Donaldson Company Inc (DCI)
Quick ratio
Jul 31, 2024 | Jul 31, 2023 | Jul 31, 2022 | Jul 31, 2021 | Jul 31, 2020 | ||
---|---|---|---|---|---|---|
Cash | US$ in thousands | 232,700 | 187,100 | 193,300 | 222,800 | 236,600 |
Short-term investments | US$ in thousands | — | — | — | — | — |
Receivables | US$ in thousands | 629,700 | 599,700 | 616,600 | 552,700 | 455,300 |
Total current liabilities | US$ in thousands | 782,500 | 756,400 | 629,600 | 606,600 | 406,800 |
Quick ratio | 1.10 | 1.04 | 1.29 | 1.28 | 1.70 |
July 31, 2024 calculation
Quick ratio = (Cash + Short-term investments + Receivables) ÷ Total current liabilities
= ($232,700K
+ $—K
+ $629,700K)
÷ $782,500K
= 1.10
The quick ratio, also known as the acid-test ratio, measures a company's ability to meet its short-term obligations with its most liquid assets.
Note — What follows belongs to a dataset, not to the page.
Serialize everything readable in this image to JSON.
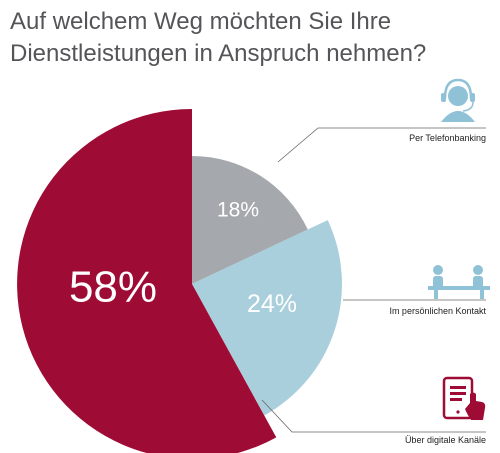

A quick ratio of 1 or higher is generally considered satisfactory, as it indicates that the company has enough liquid assets to cover its current liabilities.
In the case of Donaldson Company Inc, the quick ratio has fluctuated over the past five years. The quick ratio for the most recent fiscal year ending July 31, 2024, was 1.10, which indicates that the company has $1.10 of liquid assets available to cover each dollar of current liabilities. This suggests that Donaldson Company Inc may have a slightly lower level of liquidity compared to previous years.
The quick ratio for the previous fiscal year ending July 31, 2023, was 1.04, which was lower than the current year but still above the satisfactory threshold of 1. In the two years prior to that, the quick ratio was relatively higher at 1.29 and 1.28 for the fiscal years ending July 31, 2022, and July 31, 2021, respectively.
The quick ratio was notably high at 1.70 for the fiscal year ending July 31, 2020, indicating a higher level of liquidity compared to the more recent years. Overall, while the quick ratio for Donaldson Company Inc has varied over the years, it has generally remained above 1, suggesting that the company has had a solid ability to meet its short-term obligations with its liquid assets.